The OP din't actually say no genetic engineering, only that humans were gone. It's entirely possible that before we go, we might leave some modified species behind.

Van Rijn
2007-Nov-20, 10:54 PM
That said, I wouldn't find it entirely surprising for even a somewhat unstable culture to colonize the galaxy in a few hundred thousand years. All it really takes is one star system which decides to send a smattering of long range "seed" missions across the galaxy. Once the extremely powerful solar powered launch beam is constructed, the marginal costs per mission are small. Thus, a single star system could send out one or two long range seed missions per decade. Even if they only stick with the project for a few thousand years, hundreds of seed missions could result.
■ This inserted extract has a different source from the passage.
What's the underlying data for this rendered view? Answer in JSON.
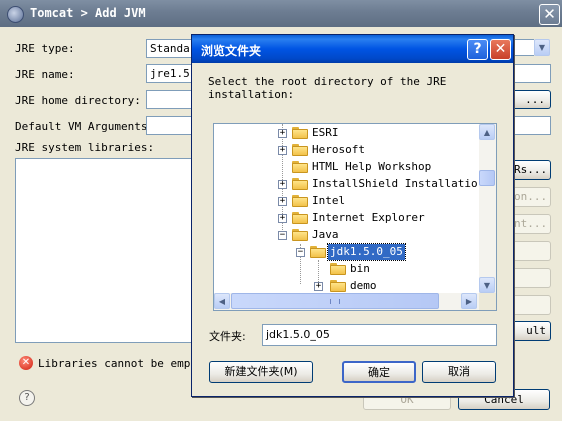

I think that's making huge assumptions about how easy it is to send colonization ships on multi-thousand year journeys at a high fraction of the speed of light, as well as the ease of colonization, further assumes that onboard culture would be maintained, and that, once a target system is colonized, they would feel the need to spread out again.

sirius0
2007-Nov-20, 10:56 PM
I say the Kangaroo. Already a biped, quite bright. I am sure if the niche was available and the evolutionary pressure was on they would 'Hop to it'!

Noclevername
2007-Nov-20, 11:51 PM
Those seed missions, having been sent already, would end up sprinkled across the galaxy even if it's a hundred thousand years after the source system has lost interest. At that point, the distances required to fill out the rest of the galaxy are much smaller--mere thousands of light years.
This assumes that they'd go thousands of light years across the Galaxy, instead of only to nearby, well-studied star systems.

IsaacKuo
2007-Nov-21, 02:19 AM
This assumes that they'd go thousands of light years across the Galaxy, instead of only to nearby, well-studied star systems.

It is assuming that at least one system, out of perhaps many thousands, decides to do it. I do not say it is a scenario I would expect is typical from an unstable culture, but rather one which would not surprise me.

So, in this scenario, perhaps only nearby systems are slowly colonized for the first hundred thousand years. Soon enough, there are no longer any unoccupied "nearby" systems except out near the edges. With an expanding inner core of systems with no nearby place to expand to, one of those systems decides to expand with long range colonization missions rather than just barely outrun the distant expanding border.

After the start of this "galaxy seeding" project, the long distance seeds distribute across the galaxy after another hundred thousand years or so.

After that, expansion from the far flung seeds proceeds at a halting, lazy, sporadic pace to fill in the blanks over the next dozen thousand years or so.

astromark
2007-Nov-21, 07:42 AM
The sad truth is none of this wondrous stuff will actually happen...

There will be an avent..:(and we all die.

What of what might be left?

I like many of the ideas stated. Especially the hope that we will engineer ourselves to still be exploring this galaxy and with the octopus as crew..:)

As to seeding the galaxy? Umm, could that be were we are from?

NO.:) thats silly.

Truth is a bacteria will evolve and we are gone.....

hewhocaves
2007-Nov-21, 02:26 PM
My vote is on the bats - good ole' chiroptera. Without having people to get constantly tangled into, they will be come fruitful and multiply. They'll be able to move into new and different ecological niches without us (attics, abandoned builidings, etc, and this will drive furhter evolutionary growth. Eventually, they'll lose their wings and become ground based creatures (still keeping the sonar?)

The great news is that they will remain a low light species - no light pollution!! Although bat radio astronomers will hate the constant echolocation around their telescopes :P

Noclevername
2007-Nov-21, 03:02 PM
Although bat radio astronomers will hate the constant echolocation around their telescopes :P

Why would they hate sound waves around a radio telescope?